Duisternis en sterren
Met je kaartje in de hand volg je schuifelend een eindeloze rij bezoekers het circus in, met een blik op de regelmatige beweging van de zwart-witte klok terwijl je wacht om naar binnen te gaan.
Na de kassa is de enige weg vooruit die door een zwaar, gestreept gordijn. Eén voor één gaat iedereen erdoorheen en verdwijnt uit het zicht.

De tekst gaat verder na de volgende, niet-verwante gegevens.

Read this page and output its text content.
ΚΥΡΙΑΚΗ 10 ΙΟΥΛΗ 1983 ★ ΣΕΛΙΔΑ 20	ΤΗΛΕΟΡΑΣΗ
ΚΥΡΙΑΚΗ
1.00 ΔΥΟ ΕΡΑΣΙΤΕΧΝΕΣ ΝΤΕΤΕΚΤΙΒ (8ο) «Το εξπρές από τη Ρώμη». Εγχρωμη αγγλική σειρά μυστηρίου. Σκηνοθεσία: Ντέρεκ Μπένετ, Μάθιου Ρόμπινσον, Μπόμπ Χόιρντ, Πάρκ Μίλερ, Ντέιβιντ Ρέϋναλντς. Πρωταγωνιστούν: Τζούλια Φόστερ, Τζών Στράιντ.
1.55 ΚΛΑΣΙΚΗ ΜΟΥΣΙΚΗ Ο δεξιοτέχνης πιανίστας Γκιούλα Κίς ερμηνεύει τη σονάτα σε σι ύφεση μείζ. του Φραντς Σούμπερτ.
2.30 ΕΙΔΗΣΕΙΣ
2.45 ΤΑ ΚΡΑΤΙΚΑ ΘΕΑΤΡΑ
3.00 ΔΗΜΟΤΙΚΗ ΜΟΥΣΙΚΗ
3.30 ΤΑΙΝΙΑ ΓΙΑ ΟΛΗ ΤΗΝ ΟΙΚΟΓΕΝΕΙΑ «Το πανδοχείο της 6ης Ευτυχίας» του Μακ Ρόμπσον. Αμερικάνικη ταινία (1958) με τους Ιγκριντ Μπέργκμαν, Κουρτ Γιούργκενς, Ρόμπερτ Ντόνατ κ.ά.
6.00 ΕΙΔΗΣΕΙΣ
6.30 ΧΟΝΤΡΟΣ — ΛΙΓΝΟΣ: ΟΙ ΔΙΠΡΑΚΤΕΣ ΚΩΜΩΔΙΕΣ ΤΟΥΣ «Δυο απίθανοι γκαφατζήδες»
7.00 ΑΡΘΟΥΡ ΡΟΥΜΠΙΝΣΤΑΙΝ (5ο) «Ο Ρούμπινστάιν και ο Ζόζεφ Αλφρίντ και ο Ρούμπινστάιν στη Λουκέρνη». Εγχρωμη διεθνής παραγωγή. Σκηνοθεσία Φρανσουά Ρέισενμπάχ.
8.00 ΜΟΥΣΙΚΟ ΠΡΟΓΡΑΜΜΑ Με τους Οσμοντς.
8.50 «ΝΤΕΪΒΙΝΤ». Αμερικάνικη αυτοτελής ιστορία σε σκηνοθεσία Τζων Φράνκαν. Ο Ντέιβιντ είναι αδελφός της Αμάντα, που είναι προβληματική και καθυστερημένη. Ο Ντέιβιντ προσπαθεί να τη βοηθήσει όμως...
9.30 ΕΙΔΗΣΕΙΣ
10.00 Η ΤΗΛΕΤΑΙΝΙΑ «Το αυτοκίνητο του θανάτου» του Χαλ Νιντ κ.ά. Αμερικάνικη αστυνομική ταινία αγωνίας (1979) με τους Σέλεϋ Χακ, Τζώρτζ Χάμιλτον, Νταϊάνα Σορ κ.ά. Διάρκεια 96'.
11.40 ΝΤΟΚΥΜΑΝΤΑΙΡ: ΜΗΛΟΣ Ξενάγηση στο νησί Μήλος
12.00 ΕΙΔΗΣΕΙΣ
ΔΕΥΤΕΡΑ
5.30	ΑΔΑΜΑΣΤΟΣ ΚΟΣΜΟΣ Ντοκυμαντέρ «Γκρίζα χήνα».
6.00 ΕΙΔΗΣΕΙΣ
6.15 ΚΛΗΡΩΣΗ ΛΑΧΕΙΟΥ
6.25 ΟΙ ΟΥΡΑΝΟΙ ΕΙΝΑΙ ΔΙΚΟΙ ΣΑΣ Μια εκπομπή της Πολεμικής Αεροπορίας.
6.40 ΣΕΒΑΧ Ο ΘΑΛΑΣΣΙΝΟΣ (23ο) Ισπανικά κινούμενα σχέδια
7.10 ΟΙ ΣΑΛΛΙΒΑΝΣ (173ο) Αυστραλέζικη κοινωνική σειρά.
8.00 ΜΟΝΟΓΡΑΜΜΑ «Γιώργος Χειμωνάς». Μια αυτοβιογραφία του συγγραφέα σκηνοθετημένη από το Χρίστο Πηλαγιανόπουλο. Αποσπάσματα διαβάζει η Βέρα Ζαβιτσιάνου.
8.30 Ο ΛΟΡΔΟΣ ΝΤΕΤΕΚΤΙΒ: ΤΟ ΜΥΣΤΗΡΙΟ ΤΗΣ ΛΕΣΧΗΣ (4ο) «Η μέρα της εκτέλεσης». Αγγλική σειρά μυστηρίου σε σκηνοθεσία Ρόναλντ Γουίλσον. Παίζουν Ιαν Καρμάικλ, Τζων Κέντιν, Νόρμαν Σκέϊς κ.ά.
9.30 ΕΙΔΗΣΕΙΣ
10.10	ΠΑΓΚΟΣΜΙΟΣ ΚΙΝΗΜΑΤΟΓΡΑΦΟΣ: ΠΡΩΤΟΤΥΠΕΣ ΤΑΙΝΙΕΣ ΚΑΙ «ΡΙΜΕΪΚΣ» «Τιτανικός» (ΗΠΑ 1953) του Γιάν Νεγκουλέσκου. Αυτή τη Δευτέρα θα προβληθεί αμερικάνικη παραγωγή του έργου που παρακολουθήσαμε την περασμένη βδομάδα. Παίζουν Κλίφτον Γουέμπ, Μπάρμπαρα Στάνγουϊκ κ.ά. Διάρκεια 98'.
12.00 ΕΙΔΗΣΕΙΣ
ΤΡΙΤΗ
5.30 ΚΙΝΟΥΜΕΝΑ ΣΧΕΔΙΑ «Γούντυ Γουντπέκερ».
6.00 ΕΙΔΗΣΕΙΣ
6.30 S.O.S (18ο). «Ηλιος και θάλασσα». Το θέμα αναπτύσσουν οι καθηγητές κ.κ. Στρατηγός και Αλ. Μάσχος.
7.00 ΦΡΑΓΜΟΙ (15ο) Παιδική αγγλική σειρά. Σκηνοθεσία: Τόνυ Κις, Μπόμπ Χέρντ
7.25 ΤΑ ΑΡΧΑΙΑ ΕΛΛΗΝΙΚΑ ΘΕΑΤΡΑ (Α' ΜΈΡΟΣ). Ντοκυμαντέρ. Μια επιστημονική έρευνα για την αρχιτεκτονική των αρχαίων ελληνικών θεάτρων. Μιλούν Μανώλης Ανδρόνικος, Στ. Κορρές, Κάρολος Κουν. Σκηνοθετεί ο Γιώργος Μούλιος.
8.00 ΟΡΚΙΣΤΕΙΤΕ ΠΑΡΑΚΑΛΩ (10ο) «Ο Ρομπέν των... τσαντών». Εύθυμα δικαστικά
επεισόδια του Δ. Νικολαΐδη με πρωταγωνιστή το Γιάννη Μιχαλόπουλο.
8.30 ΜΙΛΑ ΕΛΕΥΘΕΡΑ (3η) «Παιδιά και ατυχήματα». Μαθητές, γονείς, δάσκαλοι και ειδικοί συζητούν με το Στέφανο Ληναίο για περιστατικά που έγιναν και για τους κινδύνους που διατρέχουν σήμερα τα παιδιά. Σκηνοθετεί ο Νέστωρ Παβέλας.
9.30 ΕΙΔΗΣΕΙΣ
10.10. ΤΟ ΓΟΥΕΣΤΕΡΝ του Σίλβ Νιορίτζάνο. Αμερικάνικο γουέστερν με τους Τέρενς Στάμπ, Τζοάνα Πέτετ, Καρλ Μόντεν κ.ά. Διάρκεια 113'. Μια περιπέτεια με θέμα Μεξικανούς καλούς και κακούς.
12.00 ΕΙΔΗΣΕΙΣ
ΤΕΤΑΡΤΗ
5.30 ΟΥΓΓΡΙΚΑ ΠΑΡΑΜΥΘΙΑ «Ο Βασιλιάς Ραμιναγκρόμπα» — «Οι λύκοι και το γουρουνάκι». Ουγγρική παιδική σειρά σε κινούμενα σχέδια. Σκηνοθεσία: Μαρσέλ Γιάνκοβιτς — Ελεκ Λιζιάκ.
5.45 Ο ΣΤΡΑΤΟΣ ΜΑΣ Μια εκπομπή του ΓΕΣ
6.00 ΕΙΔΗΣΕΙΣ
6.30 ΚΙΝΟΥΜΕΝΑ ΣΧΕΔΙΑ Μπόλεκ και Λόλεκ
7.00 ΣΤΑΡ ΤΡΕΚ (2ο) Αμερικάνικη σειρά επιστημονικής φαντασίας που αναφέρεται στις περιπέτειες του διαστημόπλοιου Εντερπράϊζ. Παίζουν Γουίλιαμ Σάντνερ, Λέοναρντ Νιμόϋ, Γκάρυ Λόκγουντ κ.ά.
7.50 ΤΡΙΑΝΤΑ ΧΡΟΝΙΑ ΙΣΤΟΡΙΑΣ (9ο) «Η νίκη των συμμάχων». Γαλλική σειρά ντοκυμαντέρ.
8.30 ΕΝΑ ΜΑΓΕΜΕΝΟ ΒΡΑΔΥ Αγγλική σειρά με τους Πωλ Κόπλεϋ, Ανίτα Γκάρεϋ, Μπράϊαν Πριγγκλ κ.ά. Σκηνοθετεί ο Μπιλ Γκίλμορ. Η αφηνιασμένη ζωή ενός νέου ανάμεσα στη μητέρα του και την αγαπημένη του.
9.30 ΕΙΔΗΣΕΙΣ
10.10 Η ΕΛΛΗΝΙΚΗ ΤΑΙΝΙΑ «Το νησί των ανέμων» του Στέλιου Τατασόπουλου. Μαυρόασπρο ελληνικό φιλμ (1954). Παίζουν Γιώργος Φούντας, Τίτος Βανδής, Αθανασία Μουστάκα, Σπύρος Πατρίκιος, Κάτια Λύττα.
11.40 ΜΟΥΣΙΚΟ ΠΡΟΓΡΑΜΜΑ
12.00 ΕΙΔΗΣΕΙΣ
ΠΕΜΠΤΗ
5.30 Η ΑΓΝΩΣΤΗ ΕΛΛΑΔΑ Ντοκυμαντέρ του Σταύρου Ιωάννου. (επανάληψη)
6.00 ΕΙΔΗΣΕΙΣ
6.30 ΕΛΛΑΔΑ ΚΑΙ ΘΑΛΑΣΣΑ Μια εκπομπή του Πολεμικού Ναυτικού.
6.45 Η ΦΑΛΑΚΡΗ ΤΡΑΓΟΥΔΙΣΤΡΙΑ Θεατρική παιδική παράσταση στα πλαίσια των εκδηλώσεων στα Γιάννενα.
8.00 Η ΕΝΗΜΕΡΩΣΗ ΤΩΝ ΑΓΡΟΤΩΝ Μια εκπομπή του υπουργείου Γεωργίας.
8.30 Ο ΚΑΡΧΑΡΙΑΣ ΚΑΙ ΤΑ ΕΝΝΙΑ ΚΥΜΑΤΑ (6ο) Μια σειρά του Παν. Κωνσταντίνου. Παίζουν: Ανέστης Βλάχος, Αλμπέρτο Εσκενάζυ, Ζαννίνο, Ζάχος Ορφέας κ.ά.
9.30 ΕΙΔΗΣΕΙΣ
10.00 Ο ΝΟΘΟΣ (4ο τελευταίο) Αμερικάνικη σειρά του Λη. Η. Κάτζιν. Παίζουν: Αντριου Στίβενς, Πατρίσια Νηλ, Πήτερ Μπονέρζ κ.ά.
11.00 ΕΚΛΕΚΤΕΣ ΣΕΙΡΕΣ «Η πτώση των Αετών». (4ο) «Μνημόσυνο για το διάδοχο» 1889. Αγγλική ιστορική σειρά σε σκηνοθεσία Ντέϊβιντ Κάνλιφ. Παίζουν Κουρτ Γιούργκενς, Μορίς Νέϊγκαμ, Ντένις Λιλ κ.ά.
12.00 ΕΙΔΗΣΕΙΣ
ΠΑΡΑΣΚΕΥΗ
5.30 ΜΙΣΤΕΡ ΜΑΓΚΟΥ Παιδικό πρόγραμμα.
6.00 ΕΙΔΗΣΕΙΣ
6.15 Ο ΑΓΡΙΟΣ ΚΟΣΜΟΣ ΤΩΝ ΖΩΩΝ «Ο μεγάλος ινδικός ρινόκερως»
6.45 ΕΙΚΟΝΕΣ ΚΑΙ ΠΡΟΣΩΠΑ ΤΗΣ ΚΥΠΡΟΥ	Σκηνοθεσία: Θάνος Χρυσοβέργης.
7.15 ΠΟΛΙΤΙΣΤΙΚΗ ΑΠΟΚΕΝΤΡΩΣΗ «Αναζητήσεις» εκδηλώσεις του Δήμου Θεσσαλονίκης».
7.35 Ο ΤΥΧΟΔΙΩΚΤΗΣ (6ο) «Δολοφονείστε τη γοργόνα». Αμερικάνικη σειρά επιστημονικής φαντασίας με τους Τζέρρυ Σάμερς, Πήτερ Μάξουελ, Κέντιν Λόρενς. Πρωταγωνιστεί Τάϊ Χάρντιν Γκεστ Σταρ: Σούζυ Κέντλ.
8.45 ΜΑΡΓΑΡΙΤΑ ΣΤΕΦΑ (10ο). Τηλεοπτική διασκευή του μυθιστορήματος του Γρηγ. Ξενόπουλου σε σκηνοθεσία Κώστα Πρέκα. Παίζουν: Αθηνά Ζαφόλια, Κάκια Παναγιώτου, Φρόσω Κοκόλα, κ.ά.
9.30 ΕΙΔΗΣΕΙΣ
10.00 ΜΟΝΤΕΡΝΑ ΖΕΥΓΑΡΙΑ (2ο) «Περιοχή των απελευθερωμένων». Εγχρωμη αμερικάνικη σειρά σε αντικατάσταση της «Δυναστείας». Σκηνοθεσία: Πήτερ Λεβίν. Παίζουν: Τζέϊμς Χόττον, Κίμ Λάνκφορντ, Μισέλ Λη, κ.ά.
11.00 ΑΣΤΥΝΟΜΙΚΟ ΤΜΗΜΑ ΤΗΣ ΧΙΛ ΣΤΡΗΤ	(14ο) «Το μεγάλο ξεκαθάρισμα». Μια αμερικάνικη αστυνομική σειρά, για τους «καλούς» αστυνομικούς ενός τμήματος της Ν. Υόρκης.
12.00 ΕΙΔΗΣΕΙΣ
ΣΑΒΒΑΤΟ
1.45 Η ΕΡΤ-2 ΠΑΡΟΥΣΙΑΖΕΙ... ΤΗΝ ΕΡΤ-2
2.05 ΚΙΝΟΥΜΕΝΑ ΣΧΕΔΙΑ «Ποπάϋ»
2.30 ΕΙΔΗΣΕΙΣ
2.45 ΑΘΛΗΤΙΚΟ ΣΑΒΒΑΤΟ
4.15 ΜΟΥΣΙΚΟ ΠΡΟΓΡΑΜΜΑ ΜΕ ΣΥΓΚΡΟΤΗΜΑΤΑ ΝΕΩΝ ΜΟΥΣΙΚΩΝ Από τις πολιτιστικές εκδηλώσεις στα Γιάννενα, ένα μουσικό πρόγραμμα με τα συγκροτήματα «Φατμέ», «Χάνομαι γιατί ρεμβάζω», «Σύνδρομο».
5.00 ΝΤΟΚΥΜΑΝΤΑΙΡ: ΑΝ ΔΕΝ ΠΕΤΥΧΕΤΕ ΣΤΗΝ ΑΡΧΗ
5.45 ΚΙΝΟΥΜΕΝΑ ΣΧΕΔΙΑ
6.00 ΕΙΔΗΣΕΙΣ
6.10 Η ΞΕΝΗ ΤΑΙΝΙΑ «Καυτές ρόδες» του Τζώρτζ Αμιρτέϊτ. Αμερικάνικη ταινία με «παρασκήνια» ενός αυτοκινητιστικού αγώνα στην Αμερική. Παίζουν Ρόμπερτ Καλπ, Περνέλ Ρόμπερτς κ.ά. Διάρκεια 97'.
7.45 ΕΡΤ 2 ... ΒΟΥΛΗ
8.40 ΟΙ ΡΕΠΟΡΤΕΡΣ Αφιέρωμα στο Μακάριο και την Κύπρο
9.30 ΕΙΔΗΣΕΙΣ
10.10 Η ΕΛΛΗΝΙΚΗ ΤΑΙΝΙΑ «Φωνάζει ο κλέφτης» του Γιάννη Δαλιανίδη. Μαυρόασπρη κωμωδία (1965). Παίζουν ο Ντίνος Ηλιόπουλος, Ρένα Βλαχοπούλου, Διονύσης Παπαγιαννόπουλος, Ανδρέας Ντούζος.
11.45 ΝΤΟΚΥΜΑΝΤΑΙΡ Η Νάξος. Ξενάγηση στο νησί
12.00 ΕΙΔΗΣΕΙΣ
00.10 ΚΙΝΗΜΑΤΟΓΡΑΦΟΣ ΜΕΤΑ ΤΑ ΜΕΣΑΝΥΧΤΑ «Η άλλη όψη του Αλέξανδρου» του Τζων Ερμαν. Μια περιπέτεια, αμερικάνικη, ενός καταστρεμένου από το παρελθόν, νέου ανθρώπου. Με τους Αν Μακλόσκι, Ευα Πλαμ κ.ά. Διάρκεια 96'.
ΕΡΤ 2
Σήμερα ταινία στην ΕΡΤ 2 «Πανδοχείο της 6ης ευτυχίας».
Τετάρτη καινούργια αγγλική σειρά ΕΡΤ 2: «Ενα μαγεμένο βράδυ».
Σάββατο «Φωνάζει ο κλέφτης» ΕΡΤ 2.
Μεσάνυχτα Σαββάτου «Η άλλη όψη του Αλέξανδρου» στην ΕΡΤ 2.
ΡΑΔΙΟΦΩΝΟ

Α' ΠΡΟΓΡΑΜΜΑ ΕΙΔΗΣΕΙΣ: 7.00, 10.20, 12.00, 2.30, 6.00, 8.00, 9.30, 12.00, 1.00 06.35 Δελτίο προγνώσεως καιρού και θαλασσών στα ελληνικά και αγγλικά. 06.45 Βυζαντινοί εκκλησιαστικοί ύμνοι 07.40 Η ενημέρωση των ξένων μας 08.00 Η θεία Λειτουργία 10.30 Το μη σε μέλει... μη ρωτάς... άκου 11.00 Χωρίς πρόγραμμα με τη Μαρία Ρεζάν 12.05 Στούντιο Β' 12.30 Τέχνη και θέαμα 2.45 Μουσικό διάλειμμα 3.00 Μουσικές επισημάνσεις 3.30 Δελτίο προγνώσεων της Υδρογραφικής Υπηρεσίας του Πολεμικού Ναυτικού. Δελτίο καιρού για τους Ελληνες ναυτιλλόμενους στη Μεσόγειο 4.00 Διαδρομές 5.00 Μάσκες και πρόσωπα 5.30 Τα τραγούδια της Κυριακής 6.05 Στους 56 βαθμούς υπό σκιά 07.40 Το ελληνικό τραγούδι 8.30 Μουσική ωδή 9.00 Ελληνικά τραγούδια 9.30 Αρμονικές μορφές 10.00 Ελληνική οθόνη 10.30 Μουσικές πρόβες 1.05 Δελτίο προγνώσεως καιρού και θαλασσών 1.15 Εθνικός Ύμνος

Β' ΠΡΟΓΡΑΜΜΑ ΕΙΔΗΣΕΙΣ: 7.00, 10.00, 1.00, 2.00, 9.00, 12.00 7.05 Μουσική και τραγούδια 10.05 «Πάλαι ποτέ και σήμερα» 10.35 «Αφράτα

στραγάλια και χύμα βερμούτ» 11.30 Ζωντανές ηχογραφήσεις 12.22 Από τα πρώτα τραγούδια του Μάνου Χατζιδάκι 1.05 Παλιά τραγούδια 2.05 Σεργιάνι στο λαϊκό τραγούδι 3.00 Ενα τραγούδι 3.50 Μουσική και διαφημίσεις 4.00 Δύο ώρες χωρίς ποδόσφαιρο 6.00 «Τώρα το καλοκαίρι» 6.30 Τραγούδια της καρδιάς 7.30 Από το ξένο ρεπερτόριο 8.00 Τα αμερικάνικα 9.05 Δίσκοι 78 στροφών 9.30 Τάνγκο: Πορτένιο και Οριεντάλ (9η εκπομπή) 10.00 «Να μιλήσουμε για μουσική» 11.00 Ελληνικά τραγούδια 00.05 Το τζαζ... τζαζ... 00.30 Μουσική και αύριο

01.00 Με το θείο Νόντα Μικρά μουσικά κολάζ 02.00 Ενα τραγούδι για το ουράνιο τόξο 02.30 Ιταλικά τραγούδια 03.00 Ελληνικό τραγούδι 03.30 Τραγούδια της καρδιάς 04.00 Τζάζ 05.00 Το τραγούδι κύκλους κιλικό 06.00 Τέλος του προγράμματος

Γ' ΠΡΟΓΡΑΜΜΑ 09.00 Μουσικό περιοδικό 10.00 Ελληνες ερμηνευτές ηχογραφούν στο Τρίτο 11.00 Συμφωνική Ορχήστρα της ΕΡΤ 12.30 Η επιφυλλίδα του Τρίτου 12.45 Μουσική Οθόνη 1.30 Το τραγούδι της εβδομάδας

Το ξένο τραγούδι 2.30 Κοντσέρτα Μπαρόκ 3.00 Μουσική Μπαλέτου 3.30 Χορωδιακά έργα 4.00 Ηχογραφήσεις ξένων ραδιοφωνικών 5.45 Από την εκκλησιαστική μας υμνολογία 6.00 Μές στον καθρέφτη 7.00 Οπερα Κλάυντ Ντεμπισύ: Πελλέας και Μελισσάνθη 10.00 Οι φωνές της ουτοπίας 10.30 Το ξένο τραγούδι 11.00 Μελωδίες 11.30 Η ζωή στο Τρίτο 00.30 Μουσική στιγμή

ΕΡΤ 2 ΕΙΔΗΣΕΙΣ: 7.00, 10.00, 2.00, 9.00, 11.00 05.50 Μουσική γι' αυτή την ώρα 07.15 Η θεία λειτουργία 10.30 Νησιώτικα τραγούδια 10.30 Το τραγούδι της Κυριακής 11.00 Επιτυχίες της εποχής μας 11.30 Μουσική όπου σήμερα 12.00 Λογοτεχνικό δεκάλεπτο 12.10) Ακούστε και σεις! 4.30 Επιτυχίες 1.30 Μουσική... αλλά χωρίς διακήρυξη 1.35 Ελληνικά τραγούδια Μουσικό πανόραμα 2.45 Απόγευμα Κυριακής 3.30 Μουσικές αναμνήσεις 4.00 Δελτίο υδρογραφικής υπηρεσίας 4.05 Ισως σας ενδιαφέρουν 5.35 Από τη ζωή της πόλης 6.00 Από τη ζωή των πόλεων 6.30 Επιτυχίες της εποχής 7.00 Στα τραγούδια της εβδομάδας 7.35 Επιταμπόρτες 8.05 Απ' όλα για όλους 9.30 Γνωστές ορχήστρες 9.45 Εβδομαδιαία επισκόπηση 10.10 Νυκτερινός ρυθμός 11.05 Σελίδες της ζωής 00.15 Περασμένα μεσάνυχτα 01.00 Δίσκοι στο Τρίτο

Als jij aan de beurt bent, trek je de stof terug en doe je een stap naar voren, waarna je opgeslokt wordt door duisternis als het gordijn zich weer sluit.
Het duurt even voordat je ogen zich hebben aangepast, en dan verschijnen er kleine lichtpuntjes op de donkere wanden voor je, als sterren.
En terwijl je vlak daarvoor nog zo dicht bij je medebezoekers van het circus stond dat je ze had kunnen aanraken, ben je nu alleen, terwijl je je op de tast een weg baant door een doolhofachtige tunnel.
De tunnel maakt bochten en wendingen en de enige verlichting komt van de kleine lichtjes. Er is geen enkele manier om te zien hoe ver je al bent of in welke richting je je begeeft.
Ten slotte bereik je een ander gordijn. Stof die fluweelzacht aanvoelt, wijkt eenvoudig als je haar aanraakt.
Het licht aan de andere kant is verblindend.